Jerry Colonna. My grandfather would just about fall on the floor laughing at the mere mention of his name. I've heard plenty of him on old radio shows, but have never really gotten him. That is, he rarely strikes my funny bone, certainly not in the same way he struck my grandfather's.

My parents and grandparents all came from small towns, so would have had no experience with live stage shows accompanying the movie. My grandfather's main memory was of pictures working their way down to their little small town theatre long after their debut in the big city movie palaces, often in prints that were beginning to look more than a little battered.

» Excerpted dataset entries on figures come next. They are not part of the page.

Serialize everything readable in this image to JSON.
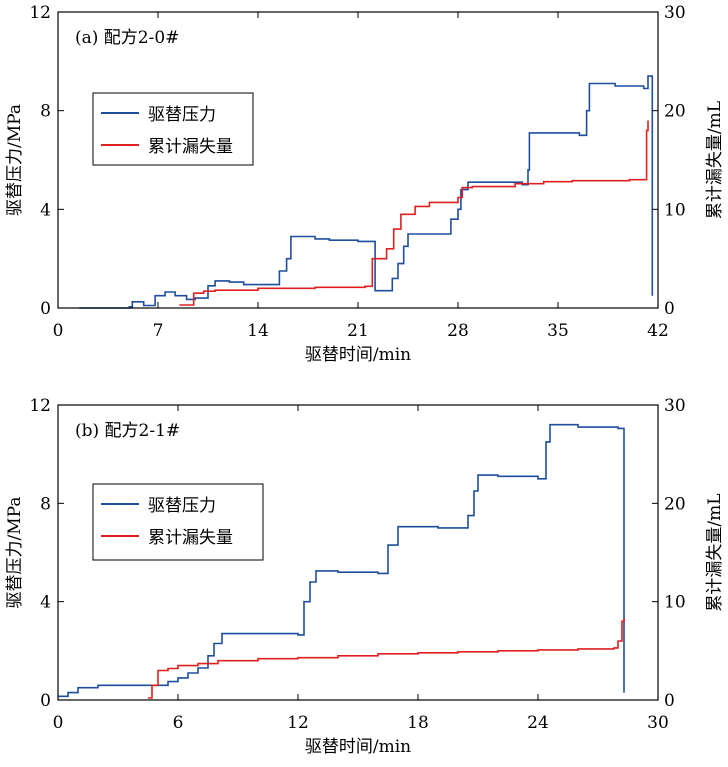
{
  "chart_data": [
    {
      "type": "line",
      "panel_label": "(a) 配方2-0#",
      "xlabel": "驱替时间/min",
      "ylabel": "驱替压力/MPa",
      "y2label": "累计漏失量/mL",
      "xlim": [
        0,
        42
      ],
      "ylim": [
        0,
        12
      ],
      "y2lim": [
        0,
        30
      ],
      "xticks": [
        "0",
        "7",
        "14",
        "21",
        "28",
        "35",
        "42"
      ],
      "yticks": [
        "0",
        "4",
        "8",
        "12"
      ],
      "y2ticks": [
        "0",
        "10",
        "20",
        "30"
      ],
      "legend_position": "upper-left",
      "series": [
        {
          "name": "驱替压力",
          "axis": "left",
          "color": "#1f4e9e",
          "points": [
            [
              1.5,
              0.0
            ],
            [
              5,
              0.05
            ],
            [
              5.2,
              0.25
            ],
            [
              6,
              0.1
            ],
            [
              6.8,
              0.5
            ],
            [
              7.5,
              0.65
            ],
            [
              8.2,
              0.5
            ],
            [
              9,
              0.35
            ],
            [
              9.6,
              0.4
            ],
            [
              10.5,
              0.9
            ],
            [
              11,
              1.1
            ],
            [
              12,
              1.05
            ],
            [
              13,
              0.95
            ],
            [
              15,
              0.95
            ],
            [
              15.5,
              1.5
            ],
            [
              16,
              2.0
            ],
            [
              16.3,
              2.9
            ],
            [
              18,
              2.8
            ],
            [
              19,
              2.75
            ],
            [
              21,
              2.7
            ],
            [
              22,
              2.7
            ],
            [
              22.2,
              0.7
            ],
            [
              23,
              0.7
            ],
            [
              23.4,
              1.2
            ],
            [
              23.8,
              1.8
            ],
            [
              24.2,
              2.5
            ],
            [
              24.5,
              3.0
            ],
            [
              27,
              3.0
            ],
            [
              27.5,
              3.6
            ],
            [
              28,
              4.0
            ],
            [
              28.2,
              4.8
            ],
            [
              28.7,
              5.1
            ],
            [
              30,
              5.1
            ],
            [
              32.5,
              5.0
            ],
            [
              32.9,
              5.6
            ],
            [
              33,
              7.1
            ],
            [
              35,
              7.1
            ],
            [
              36.5,
              7.0
            ],
            [
              37,
              8.0
            ],
            [
              37.2,
              9.1
            ],
            [
              38,
              9.1
            ],
            [
              39,
              9.0
            ],
            [
              40,
              9.0
            ],
            [
              41,
              8.9
            ],
            [
              41.3,
              9.4
            ],
            [
              41.6,
              9.4
            ],
            [
              41.6,
              0.5
            ]
          ]
        },
        {
          "name": "累计漏失量",
          "axis": "right",
          "color": "#e02020",
          "points": [
            [
              8.5,
              0.3
            ],
            [
              9.5,
              1.5
            ],
            [
              10.2,
              1.7
            ],
            [
              11,
              1.8
            ],
            [
              14,
              2.0
            ],
            [
              18,
              2.1
            ],
            [
              21.5,
              2.2
            ],
            [
              22,
              5.0
            ],
            [
              23,
              6.0
            ],
            [
              23.5,
              8.0
            ],
            [
              24,
              9.5
            ],
            [
              25,
              10.3
            ],
            [
              26,
              10.7
            ],
            [
              28,
              11.2
            ],
            [
              28.3,
              12.2
            ],
            [
              29,
              12.3
            ],
            [
              32,
              12.6
            ],
            [
              34,
              12.8
            ],
            [
              36,
              12.9
            ],
            [
              38,
              12.9
            ],
            [
              40,
              13.0
            ],
            [
              41,
              13.0
            ],
            [
              41.2,
              18.0
            ],
            [
              41.3,
              19.0
            ]
          ]
        }
      ]
    },
    {
      "type": "line",
      "panel_label": "(b) 配方2-1#",
      "xlabel": "驱替时间/min",
      "ylabel": "驱替压力/MPa",
      "y2label": "累计漏失量/mL",
      "xlim": [
        0,
        30
      ],
      "ylim": [
        0,
        12
      ],
      "y2lim": [
        0,
        30
      ],
      "xticks": [
        "0",
        "6",
        "12",
        "18",
        "24",
        "30"
      ],
      "yticks": [
        "0",
        "4",
        "8",
        "12"
      ],
      "y2ticks": [
        "0",
        "10",
        "20",
        "30"
      ],
      "legend_position": "upper-left",
      "series": [
        {
          "name": "驱替压力",
          "axis": "left",
          "color": "#1f4e9e",
          "points": [
            [
              0,
              0.15
            ],
            [
              0.5,
              0.3
            ],
            [
              1,
              0.5
            ],
            [
              2,
              0.6
            ],
            [
              4.5,
              0.6
            ],
            [
              5,
              0.6
            ],
            [
              5.5,
              0.75
            ],
            [
              6,
              0.9
            ],
            [
              6.5,
              1.1
            ],
            [
              7,
              1.3
            ],
            [
              7.5,
              1.8
            ],
            [
              7.8,
              2.3
            ],
            [
              8.2,
              2.7
            ],
            [
              10,
              2.7
            ],
            [
              12,
              2.65
            ],
            [
              12.3,
              4.0
            ],
            [
              12.6,
              4.8
            ],
            [
              12.9,
              5.25
            ],
            [
              14,
              5.2
            ],
            [
              16,
              5.15
            ],
            [
              16.5,
              6.3
            ],
            [
              17,
              7.05
            ],
            [
              18,
              7.05
            ],
            [
              19,
              7.0
            ],
            [
              20,
              7.0
            ],
            [
              20.5,
              7.5
            ],
            [
              20.8,
              8.5
            ],
            [
              21,
              9.15
            ],
            [
              22,
              9.1
            ],
            [
              24,
              9.0
            ],
            [
              24.4,
              10.5
            ],
            [
              24.6,
              11.2
            ],
            [
              26,
              11.1
            ],
            [
              28,
              11.05
            ],
            [
              28.2,
              11.05
            ],
            [
              28.3,
              5.0
            ],
            [
              28.3,
              0.3
            ]
          ]
        },
        {
          "name": "累计漏失量",
          "axis": "right",
          "color": "#e02020",
          "points": [
            [
              4.5,
              0.2
            ],
            [
              4.7,
              1.5
            ],
            [
              5,
              3.0
            ],
            [
              5.5,
              3.2
            ],
            [
              6,
              3.5
            ],
            [
              7,
              3.7
            ],
            [
              8,
              4.0
            ],
            [
              10,
              4.2
            ],
            [
              12,
              4.3
            ],
            [
              14,
              4.5
            ],
            [
              16,
              4.7
            ],
            [
              18,
              4.8
            ],
            [
              20,
              4.9
            ],
            [
              22,
              5.0
            ],
            [
              24,
              5.1
            ],
            [
              26,
              5.2
            ],
            [
              27.8,
              5.3
            ],
            [
              28,
              6.0
            ],
            [
              28.2,
              8.0
            ],
            [
              28.3,
              8.3
            ]
          ]
        }
      ]
    }
  ]
}
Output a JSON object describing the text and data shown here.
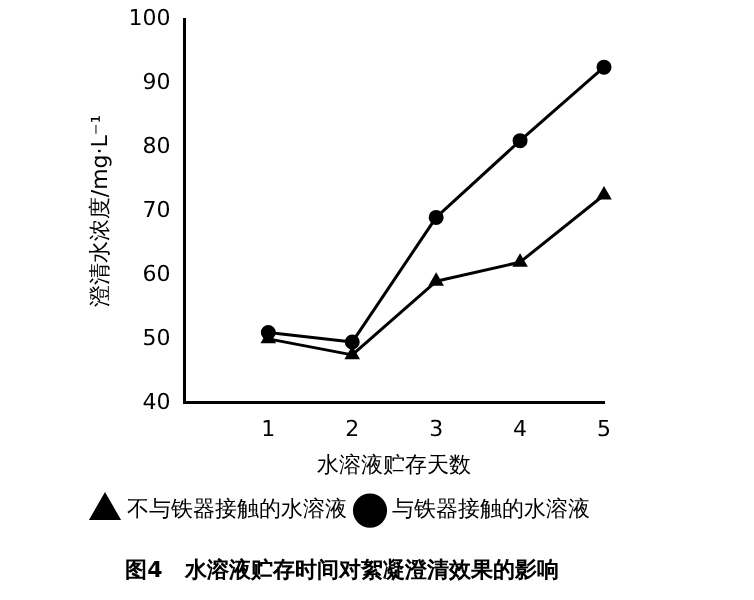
{
  "chart_data": {
    "type": "line",
    "title": "图4　水溶液贮存时间对絮凝澄清效果的影响",
    "xlabel": "水溶液贮存天数",
    "ylabel": "澄清水浓度/mg·L⁻¹",
    "x": [
      1,
      2,
      3,
      4,
      5
    ],
    "series": [
      {
        "name": "与铁器接触的水溶液",
        "color": "#000000",
        "marker": "circle",
        "values": [
          51,
          49.5,
          69,
          81,
          92.5
        ]
      },
      {
        "name": "不与铁器接触的水溶液",
        "color": "#000000",
        "marker": "triangle",
        "values": [
          50,
          47.5,
          59,
          62,
          72.5
        ]
      }
    ],
    "xlim": [
      0,
      5
    ],
    "xticks": [
      1,
      2,
      3,
      4,
      5
    ],
    "ylim": [
      40,
      100
    ],
    "yticks": [
      40,
      50,
      60,
      70,
      80,
      90,
      100
    ],
    "grid": false,
    "legend": "bottom",
    "line_style": "solid"
  }
}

He used to laugh about a running gag on the sitcom THE BEVERLY HILLBILLIES, that the theatre in the tiny community in the hills the Clampetts came from was so far down the list that they were still getting silent pictures. Talkies hadn't worked their way that far down yet. He used to say you couldn't really appreciate that unless you had the experience of living in places so small that the latest movie opening at the local Bijou was "that old thing? I saw that ages ago" to people in the city.

9:06 PM  
Blogger Jerry Kovar said...

My first movie theater memory, in November 1954 at just 4 years old, is the Paramount Theatre in NYC. To this day, I could tell you where I was sitting while watching Jackie Gleason and the Honeymooners and a neighbor dancing with the June Taylor dancers. Research shows that the movie was DRUM BEAT with Alan Ladd but it's the stage show that has lasted in my memory. My first and only one. The NYT ad shows the program starting at 8am with the last complete show at midnight.

9:25 AM  
Blogger Kevin K. said...

Holy cow, Jerry Colonna and Jimmy Durante were two of my favorites whenever they appeared on TV in the '60s. Along with Jack Benny, guaranteed to have me falling off my chair laughing.

Couldn't help noticing the other live act in the top ad: Bert Wheeler and Rose Marie! If you haven't seen the new documentary about Rose Marie yet, you're missing out on something fascinating. Anyone who called Capone "Uncle Al" as a child had a hell of a life.